Should all black students be labeled "at-risk" based solely on their ethnicity?
School districts get a certain amount of money from the state based on the number at-risk students they have.
The money goes towards resources that help schools meet the greater challenges of educating these students. Things like professional development for teachers, improving curriculum, enhancing parental involvement, and providing other activities tied to raising student achievement.
In Michigan, a student is labeled "at-risk" if they meet any of a number of factors including:
- victims of abuse or neglect;
- teenage parents;
- eligible for free or reduced-priced breakfast, lunch, or milk;
- absent more than 10 school days;
- English language learners;
- immigrants or migrants;
- a family history of school failure, incarceration, or substance abuse;
- not achieving proficiency in English language arts, math, science, or social studies; or
- are at risk of not meeting the district's core academic objectives in English language arts or math.
But according to Ypsilanti Community Schools Superintendent Ben Edmondson, all black students should automatically be considered at-risk, simply because that they are black.
According to The Ann Arbor News, Edmondson says the achievement gap between white students and black students makes the case for including race in the discussion of what puts students at risk. He said:
The fact that you're a person of color in the state of Michigan should be on there. My children are African-American.

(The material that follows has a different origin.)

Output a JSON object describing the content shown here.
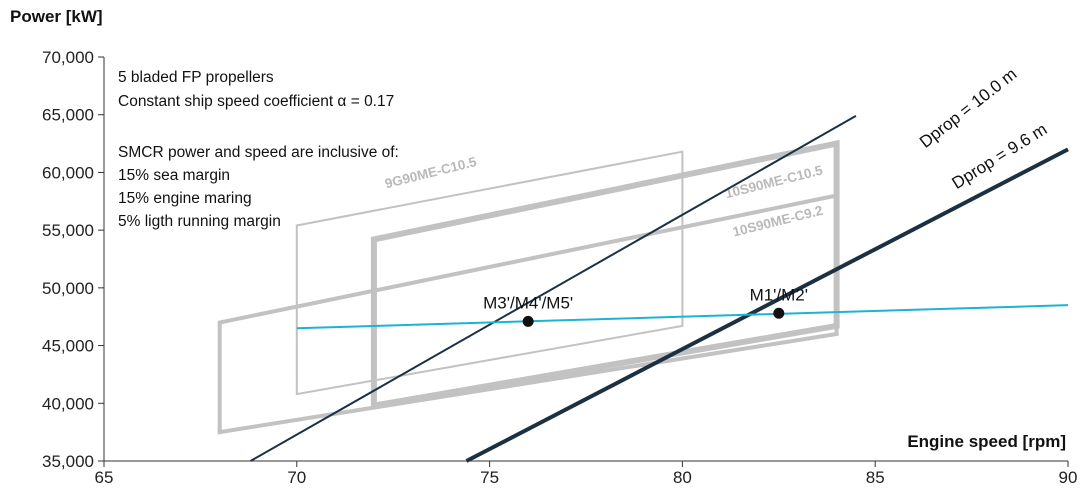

Yes, I'm in a higher tax bracket and highly educated, but the simple fact that you're born into this country as a person of color puts you at-risk.... Some state needs to be bold enough to say yes, that is a factor.

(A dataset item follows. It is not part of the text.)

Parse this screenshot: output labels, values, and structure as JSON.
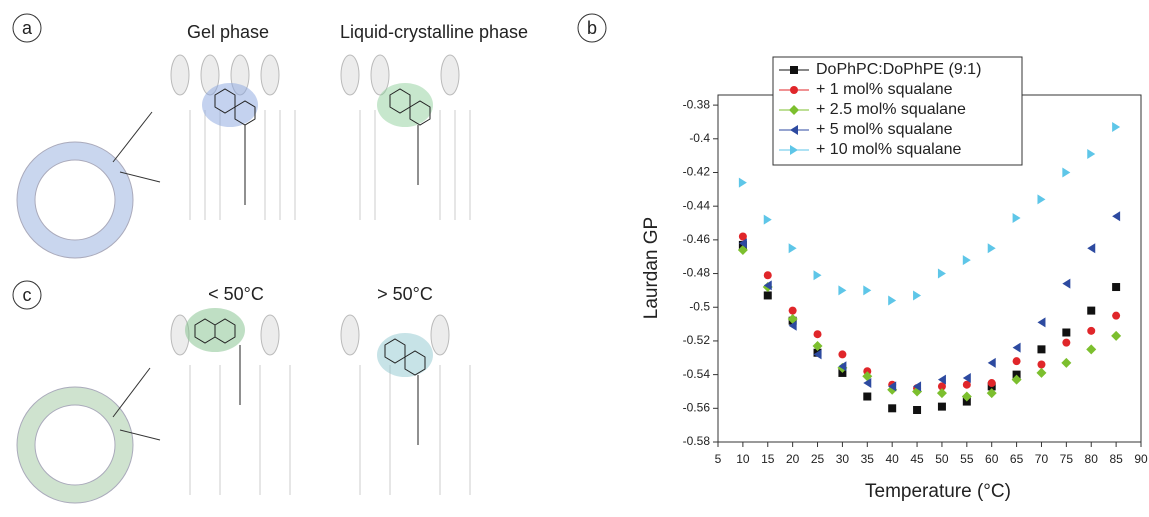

With additional state funding directed at at-risk black students, Edmondson says he would provide additional supports specifically for black female students, provide more preschool interventions, and get parents more involved in their children's education. And he says more state funding could provide for after-school enrichment activities and additional training for teachers on understanding African-American culture.
Researchers have looked at whether labeling a student as at-risk can lead to self-fulfilling prophecies, and create additional challenges. In 2010, retired Washington State Sen. Rosa Franklin sponsored a bill to replace references to low-income children like "disadvantaged," and "at-risk," with the term "at hope." Franklin told the Associated Press:
We really put too many negatives on our kids. We need to come up with positive terms. Positive labeling is more than a gimmick or political correctness.
But Edmondson disagrees with shying away from the term. He says:
If we put it out there, we'll find solutions. But as long as it's hidden, you're never going to have that conversation that this is an at-risk factor.
Black students are suspended and expelled from school at disproportionately high rates. They lag behind their white peers on standardized tests. And research has shown that white teachers are more likely to expect their black students to fail.
But these factors don't apply to every black student. So should we make generalizations about them? The Michigan Department of Education doesn't think so. Spokesperson Bill DiSessa said in a statement to The Ann Arbor News:
While our largest achievement gaps are with African-American males, we cannot broadly say that all African-American students are low-income, just as we can't say that all low-income students are African-American. We need to focus targeted resources to assist all low-income at-risk students, whether they are in our urban communities or in our rural communities.
What do you think about considering all black students "at-risk"?